そんな「心のフローラ論」から、自己肯定とはなにか、自己肯定感を上げるとはどういうことか、自己肯定感があがると何がいいのかを分かりやすく解説されている。
心に残ったフレーズ
人は好きで自分を責めたり、けなしたりするわけでもないし、好きで足りない部分に目を向けているわけでもないからです。
自己肯定感を上げよう!っていろんなところで言われますが、これってめちゃくちゃ難しいし、だからこそみんなできなくて悩んでる…。いうなれば貧乏な人に、お金持ちになりたければたくさん稼げるようになればいいよ!!って言ってるようなもので、根本的な解決になってないって常々思ってたんですよね。
著者も同じようにその部分を指摘していて、腸や心臓といった臓器が自分の意志で動かしたり調整できないのと同じで、『心』という部分は自分の意志でどうにかできるものではなく、感情の責任を負う必要はないと説いてくれます。
感想・得られた学びなど
自分の意志で動かせない心の部分をどうコントロールしていくかということを、メンタルを腸内フローラに置き換えて考えるという面白い切り口の本でした。

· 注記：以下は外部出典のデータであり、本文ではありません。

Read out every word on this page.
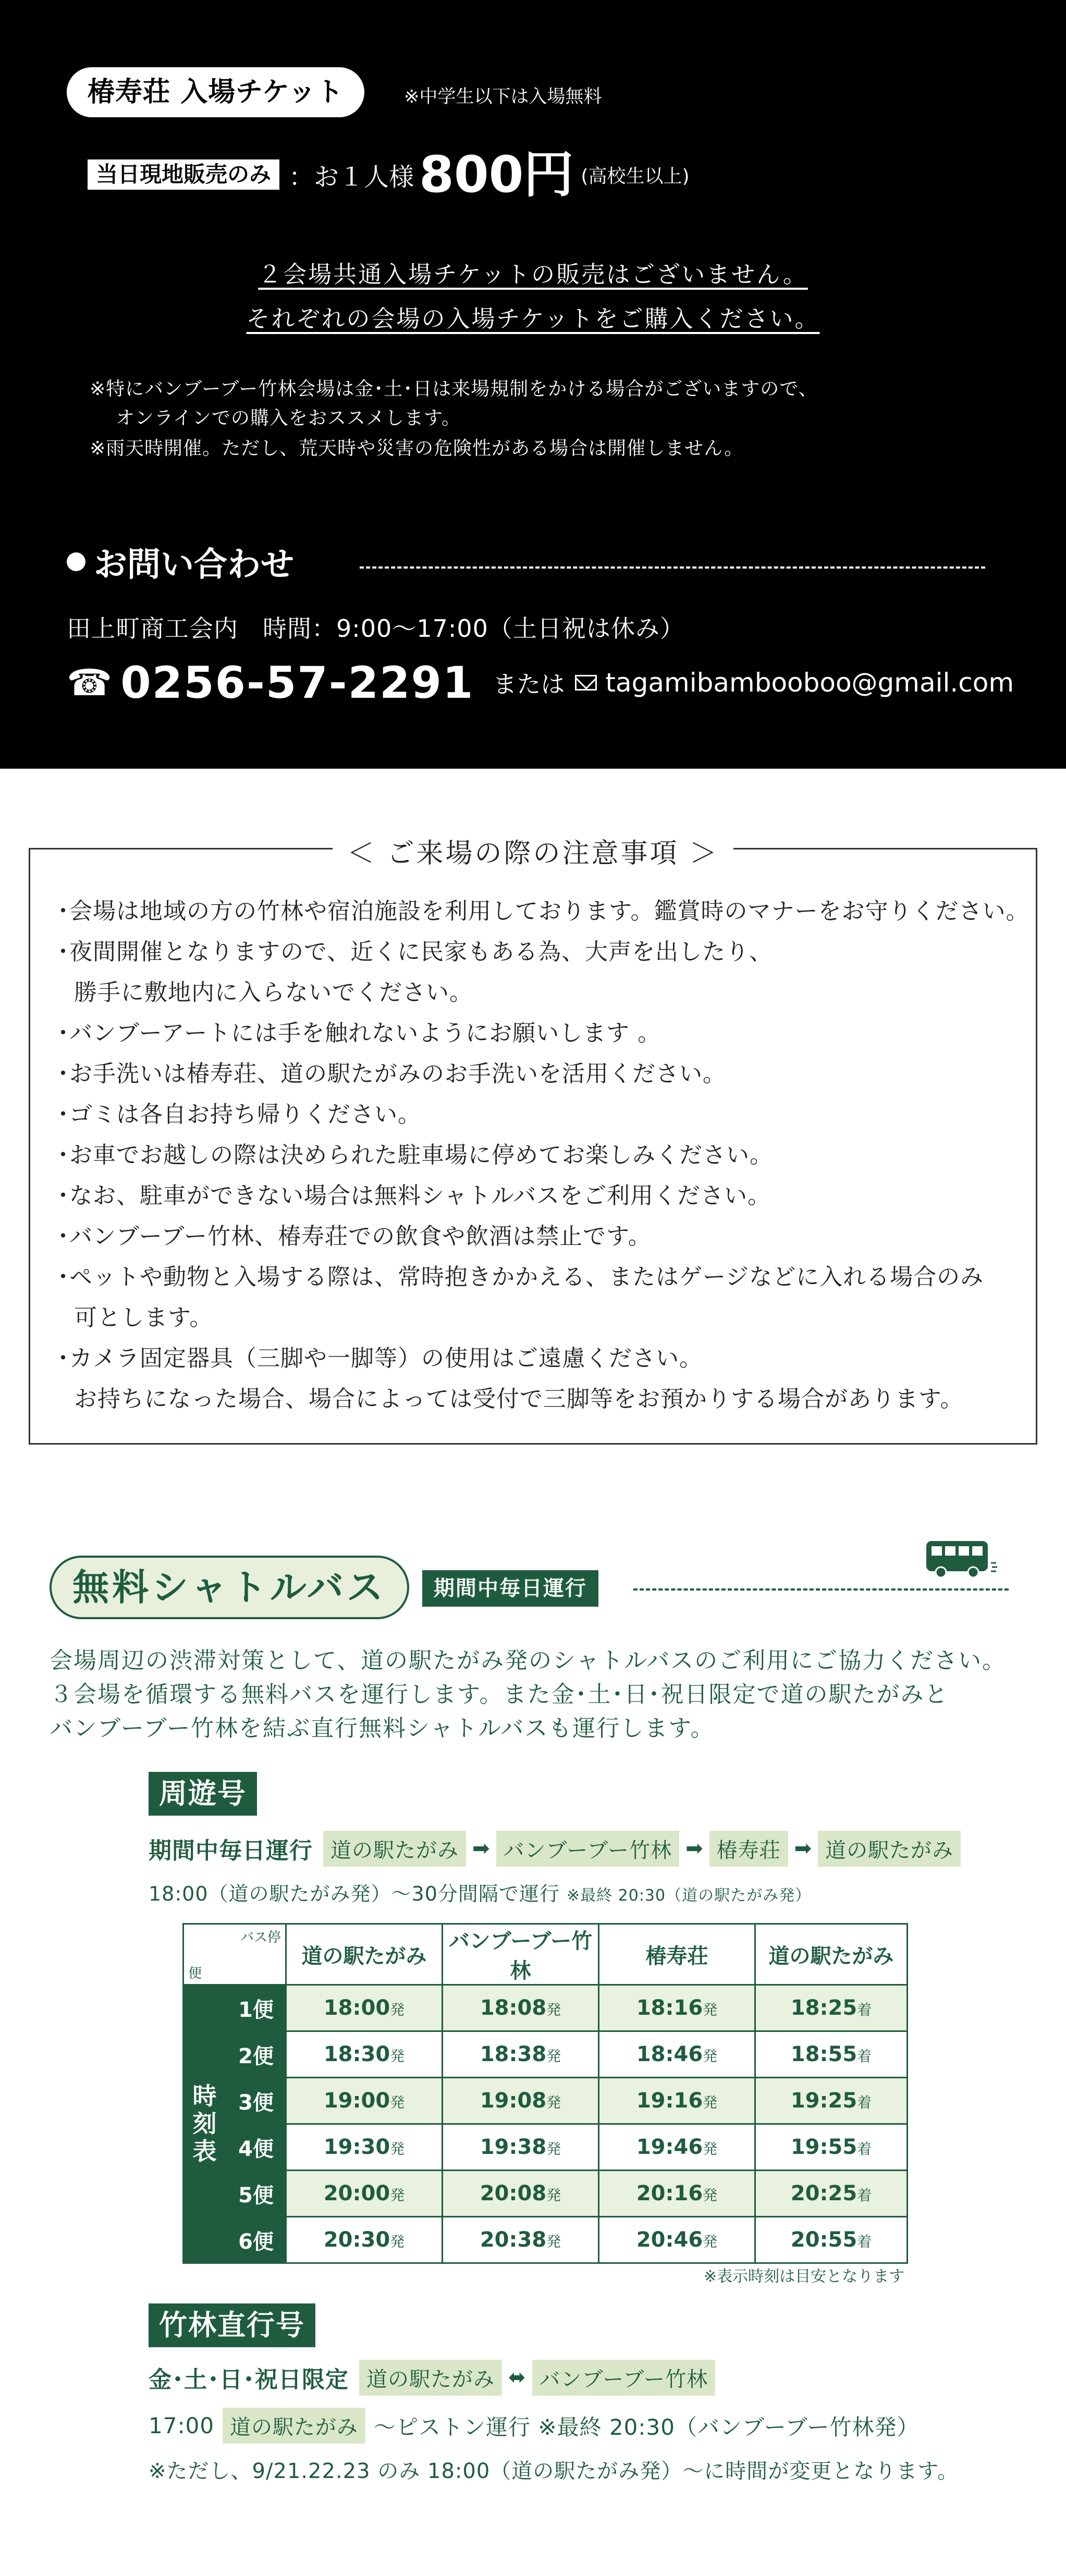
椿寿荘 入場チケット	※中学生以下は入場無料
当日現地販売のみ ：お１人様 800円 (高校生以上)
２会場共通入場チケットの販売はございません。
それぞれの会場の入場チケットをご購入ください。
※特にバンブーブー竹林会場は金･土･日は来場規制をかける場合がございますので、
オンラインでの購入をおススメします。
※雨天時開催。ただし、荒天時や災害の危険性がある場合は開催しません。
お問い合わせ
田上町商工会内　時間：9:00～17:00（土日祝は休み）
☎ 0256-57-2291 または tagamibambooboo@gmail.com
＜ ご来場の際の注意事項 ＞
･会場は地域の方の竹林や宿泊施設を利用しております。鑑賞時のマナーをお守りください。
･夜間開催となりますので、近くに民家もある為、大声を出したり、
勝手に敷地内に入らないでください。
･バンブーアートには手を触れないようにお願いします 。
･お手洗いは椿寿荘、道の駅たがみのお手洗いを活用ください。
･ゴミは各自お持ち帰りください。
･お車でお越しの際は決められた駐車場に停めてお楽しみください。
･なお、駐車ができない場合は無料シャトルバスをご利用ください。
･バンブーブー竹林、椿寿荘での飲食や飲酒は禁止です。
･ペットや動物と入場する際は、常時抱きかかえる、またはゲージなどに入れる場合のみ
可とします。
･カメラ固定器具（三脚や一脚等）の使用はご遠慮ください。
お持ちになった場合、場合によっては受付で三脚等をお預かりする場合があります。
無料シャトルバス	期間中毎日運行
会場周辺の渋滞対策として、道の駅たがみ発のシャトルバスのご利用にご協力ください。
３会場を循環する無料バスを運行します。また金･土･日･祝日限定で道の駅たがみと
バンブーブー竹林を結ぶ直行無料シャトルバスも運行します。
周遊号
期間中毎日運行 道の駅たがみ ➡ バンブーブー竹林 ➡ 椿寿荘 ➡ 道の駅たがみ
18:00（道の駅たがみ発）～30分間隔で運行 ※最終 20:30（道の駅たがみ発）
バス停
便		道の駅たがみ	バンブーブー竹林	椿寿荘	道の駅たがみ
時
刻
表	1便	18:00発	18:08発	18:16発	18:25着
	2便	18:30発	18:38発	18:46発	18:55着
	3便	19:00発	19:08発	19:16発	19:25着
	4便	19:30発	19:38発	19:46発	19:55着
	5便	20:00発	20:08発	20:16発	20:25着
	6便	20:30発	20:38発	20:46発	20:55着
※表示時刻は目安となります
竹林直行号
金･土･日･祝日限定 道の駅たがみ ⬌ バンブーブー竹林
17:00 道の駅たがみ ～ピストン運行 ※最終 20:30（バンブーブー竹林発）
※ただし、9/21.22.23 のみ 18:00（道の駅たがみ発）～に時間が変更となります。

例えば腸内環境を良くしたいと思っても念じるだけでは変わらないのは誰でもわかることで、改善したければ食生活を改善するといった具体的なアクションが必要になります。メンタルの環境も同じで、ストレスやネガティブな感情は、心の悪玉菌の餌になり、よりメンタルを悪化させて攻撃的になったり周りに対して批判的な姿勢になっていきます。

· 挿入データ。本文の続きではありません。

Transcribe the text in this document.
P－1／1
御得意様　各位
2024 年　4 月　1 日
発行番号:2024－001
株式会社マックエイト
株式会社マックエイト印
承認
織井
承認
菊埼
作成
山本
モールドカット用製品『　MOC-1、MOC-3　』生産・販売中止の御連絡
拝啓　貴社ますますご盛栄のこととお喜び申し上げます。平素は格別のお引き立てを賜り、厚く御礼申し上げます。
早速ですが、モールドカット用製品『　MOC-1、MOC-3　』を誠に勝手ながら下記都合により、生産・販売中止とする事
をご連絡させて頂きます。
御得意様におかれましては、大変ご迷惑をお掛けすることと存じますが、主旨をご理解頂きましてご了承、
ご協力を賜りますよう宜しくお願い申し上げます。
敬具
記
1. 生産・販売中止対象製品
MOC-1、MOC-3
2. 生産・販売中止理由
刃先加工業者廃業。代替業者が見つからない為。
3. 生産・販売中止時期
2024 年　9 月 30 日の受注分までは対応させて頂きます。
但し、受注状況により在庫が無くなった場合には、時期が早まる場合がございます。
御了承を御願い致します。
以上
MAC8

無駄なネガティブを排除するのも実際はかなり難しい(本書の中ではSNSのフォローを厳選することや噂話・悪口に乗らないようにと書かれてます)と思いますが、そういうものにできるだけ触れない、感化されない、という意識を持つだけでも、随分変わるんじゃないでしょうか。
反対に自分が楽しいと思うこと、人のために頑張ったという気持ちは心の善玉菌のエサになり、メンタルを穏やかにしてくれるとのこと。確かに自分の努力や成果が認められるとうれしくなりますし、自分の存在意義みたいなのが高まります。

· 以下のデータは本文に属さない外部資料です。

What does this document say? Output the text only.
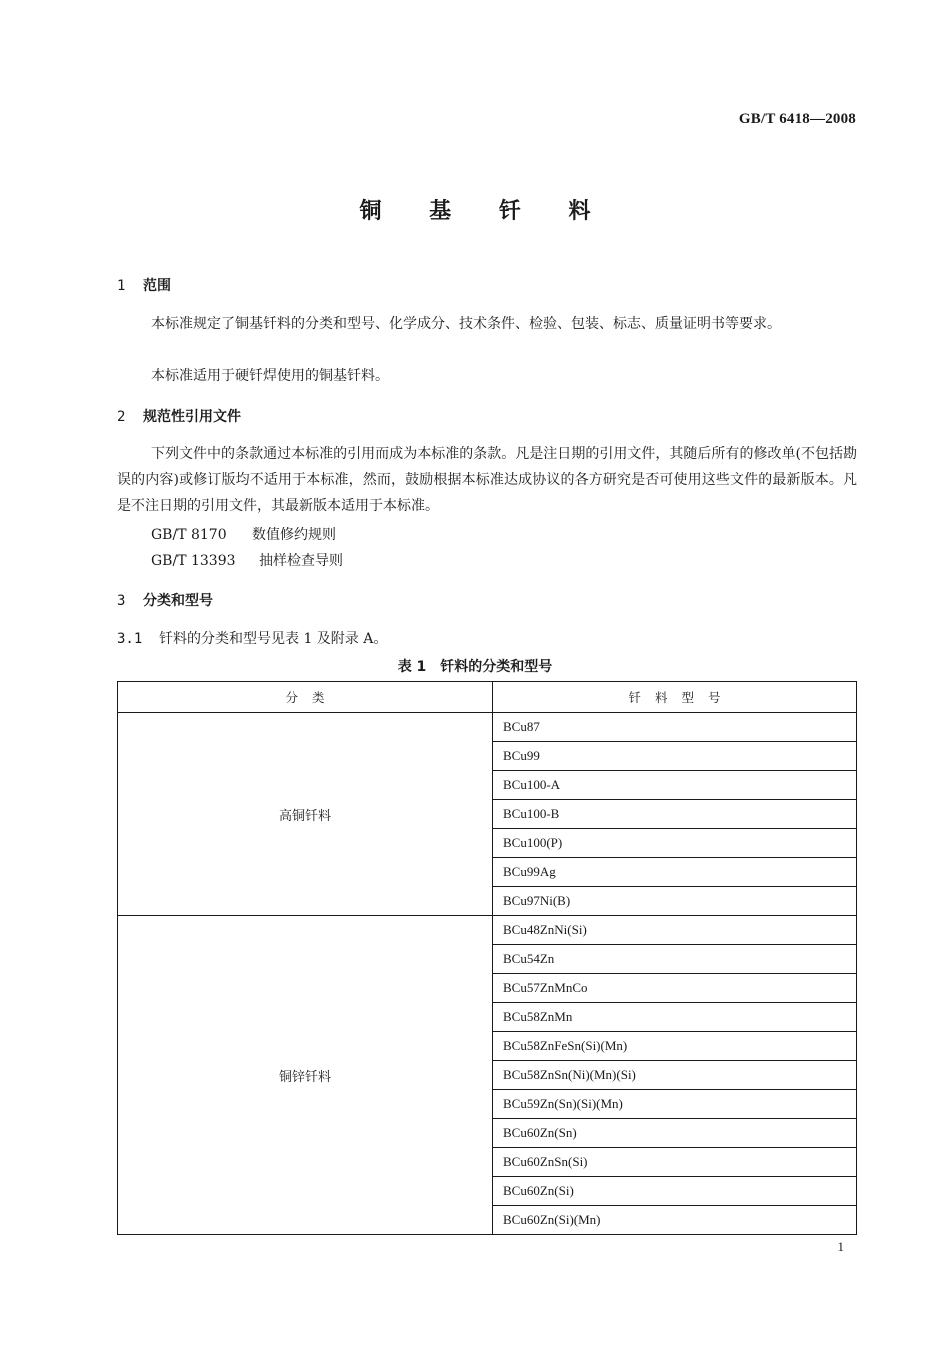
GB/T 6418—2008
铜 基 钎 料
1 范围
本标准规定了铜基钎料的分类和型号、化学成分、技术条件、检验、包装、标志、质量证明书等要求。
本标准适用于硬钎焊使用的铜基钎料。
2 规范性引用文件
下列文件中的条款通过本标准的引用而成为本标准的条款。凡是注日期的引用文件，其随后所有的修改单(不包括勘误的内容)或修订版均不适用于本标准，然而，鼓励根据本标准达成协议的各方研究是否可使用这些文件的最新版本。凡是不注日期的引用文件，其最新版本适用于本标准。
GB/T 8170 数值修约规则
GB/T 13393 抽样检查导则
3 分类和型号
3.1 钎料的分类和型号见表 1 及附录 A。
表 1　钎料的分类和型号
分类	钎料型号
高铜钎料	BCu87
	BCu99
	BCu100-A
	BCu100-B
	BCu100(P)
	BCu99Ag
	BCu97Ni(B)
铜锌钎料	BCu48ZnNi(Si)
	BCu54Zn
	BCu57ZnMnCo
	BCu58ZnMn
	BCu58ZnFeSn(Si)(Mn)
	BCu58ZnSn(Ni)(Mn)(Si)
	BCu59Zn(Sn)(Si)(Mn)
	BCu60Zn(Sn)
	BCu60ZnSn(Si)
	BCu60Zn(Si)
	BCu60Zn(Si)(Mn)
1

心の善玉菌が増える要素が全くない人はいない。でも、私含めて、自己肯定感が低い人というのは、それ以上に心の悪玉菌が増えてしまう要素が多すぎるんですよね。自分がやりたいこと・好きなことよりも、どうすべきか・周りがどう思うかを優先してしまう…。
本書の中で子育ての話もちらほらと出てくるのですが、親が子供に何かをするとき、「この子のために〇〇することが幸せ」「子供と一緒にいる時間が好き」ということと「この子のために我慢してやってあげないと」「親だから四六時中子供の面倒を見るのが義務」とでは、もしも同じ行動をとっていたとしても、親の心の健康にどちらがいいのかは明白ですよね。だからこそ、時には自分の欲望や気持ちを優先して生きることも、心の善玉菌を増やすことになると、著者は述べています。
「ダメだしされて伸びる」人はいない、と断言する本書の言葉は、厳しくしつけられ、やってはいけないことばかりを教わってきた人ほど受け入れにくいと思います(甘やかすことと混同しがちなんですよね)。
自分の好きなことをやる!ということがうまくできない自負もありますし、周りの目が気になるというマインドは習慣化してしまってすぐにどうこうできるものではありませんが、著者がおすすめしている『善玉菌のエサ』リストの作成(具体的かつ場所や時間を選ばない行動)を実践してみようと思います!